Papà Jack è uno scorbutico giocattolaio, capace di creare giochi meravigliosi, quasi magici, capaci di appassionare i bambini di ogni generazione e che vedono nell’emporio un luogo fantastico in cui trascorrere le giornate invernali.

E fin qui The Toy Makers ha tutta l’aria di un romanzo innocuo: Cathy viene accolta, assistiamo alla creazione di giochi stupendi da parte di Papà Jack, ma anche dei suoi figli, Kaspar e Emil, entrambi desiderosi di contribuire all’attività di famiglia.

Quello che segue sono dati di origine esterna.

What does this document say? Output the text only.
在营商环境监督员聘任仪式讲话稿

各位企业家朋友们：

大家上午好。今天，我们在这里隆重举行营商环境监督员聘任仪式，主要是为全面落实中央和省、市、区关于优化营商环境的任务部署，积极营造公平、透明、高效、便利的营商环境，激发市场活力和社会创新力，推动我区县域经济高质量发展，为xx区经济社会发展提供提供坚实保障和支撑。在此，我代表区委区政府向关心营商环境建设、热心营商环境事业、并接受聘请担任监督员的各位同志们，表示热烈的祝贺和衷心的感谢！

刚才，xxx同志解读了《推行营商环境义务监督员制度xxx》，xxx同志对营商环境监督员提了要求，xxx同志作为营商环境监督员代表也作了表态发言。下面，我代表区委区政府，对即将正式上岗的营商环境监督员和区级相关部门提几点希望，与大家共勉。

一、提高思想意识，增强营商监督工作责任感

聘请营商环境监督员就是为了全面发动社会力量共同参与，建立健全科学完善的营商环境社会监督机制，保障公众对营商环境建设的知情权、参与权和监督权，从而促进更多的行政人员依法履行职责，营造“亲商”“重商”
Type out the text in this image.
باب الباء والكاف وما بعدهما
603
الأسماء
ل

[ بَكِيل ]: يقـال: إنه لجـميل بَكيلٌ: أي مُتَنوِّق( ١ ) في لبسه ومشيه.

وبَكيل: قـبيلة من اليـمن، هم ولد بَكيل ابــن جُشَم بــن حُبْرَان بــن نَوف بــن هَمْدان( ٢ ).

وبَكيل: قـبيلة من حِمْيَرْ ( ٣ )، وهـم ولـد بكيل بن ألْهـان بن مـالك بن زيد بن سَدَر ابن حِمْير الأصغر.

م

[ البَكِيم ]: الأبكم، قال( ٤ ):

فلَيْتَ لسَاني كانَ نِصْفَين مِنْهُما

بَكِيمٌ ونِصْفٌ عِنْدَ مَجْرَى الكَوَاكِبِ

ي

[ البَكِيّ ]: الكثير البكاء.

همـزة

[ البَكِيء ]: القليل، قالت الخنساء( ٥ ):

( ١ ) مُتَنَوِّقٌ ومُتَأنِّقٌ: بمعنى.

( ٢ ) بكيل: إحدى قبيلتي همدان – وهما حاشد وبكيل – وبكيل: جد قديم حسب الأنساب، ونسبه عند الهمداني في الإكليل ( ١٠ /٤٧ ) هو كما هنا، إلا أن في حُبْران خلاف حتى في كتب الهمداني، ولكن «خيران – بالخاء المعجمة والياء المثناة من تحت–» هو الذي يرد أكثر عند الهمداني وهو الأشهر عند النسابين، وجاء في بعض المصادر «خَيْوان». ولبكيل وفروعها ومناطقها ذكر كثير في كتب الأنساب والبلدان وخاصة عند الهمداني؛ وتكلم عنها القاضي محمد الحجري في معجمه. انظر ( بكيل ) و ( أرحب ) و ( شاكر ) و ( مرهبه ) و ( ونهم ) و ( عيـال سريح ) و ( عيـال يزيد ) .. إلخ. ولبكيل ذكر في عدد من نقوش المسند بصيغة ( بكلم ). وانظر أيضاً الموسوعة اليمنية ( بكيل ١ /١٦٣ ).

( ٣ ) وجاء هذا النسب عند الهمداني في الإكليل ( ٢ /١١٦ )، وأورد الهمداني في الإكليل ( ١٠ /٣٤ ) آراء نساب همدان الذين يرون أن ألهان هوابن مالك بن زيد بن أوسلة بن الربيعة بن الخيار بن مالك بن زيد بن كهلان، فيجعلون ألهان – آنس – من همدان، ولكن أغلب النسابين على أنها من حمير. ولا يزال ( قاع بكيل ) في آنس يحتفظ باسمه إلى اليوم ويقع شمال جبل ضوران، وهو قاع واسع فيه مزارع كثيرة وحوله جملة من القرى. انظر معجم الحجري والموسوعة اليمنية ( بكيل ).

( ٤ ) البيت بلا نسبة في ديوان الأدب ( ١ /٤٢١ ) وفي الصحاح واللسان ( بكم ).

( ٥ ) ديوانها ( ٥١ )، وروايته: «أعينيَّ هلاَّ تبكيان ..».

La realtà si insinua però in questa atmosfera idilliaca: un po’ i ricordi della guerra in Russia e l’emigrazione verso l’Inghilterra, poi l’inizio della prima guerra mondiale e i traumi dei soldati, fino alle dissidie familiari dovute a gelosia e risentimento; e quanta realtà è necessaria per disgregare la magia dell’emporio?

Ho impiegato diversi giorni per decidere che The Toy Makers mi è piaciuto moltissimo: il libro prende pieghe e risvolti drammatici inaspettati; l’apparente leggerezza del contesto (i giochi magici, tra cui gli obbedienti soldatini di Emil) ha implicazioni più profonde, in parte determinate anche dall’evoluzione del mondo “esterno” all’emporio.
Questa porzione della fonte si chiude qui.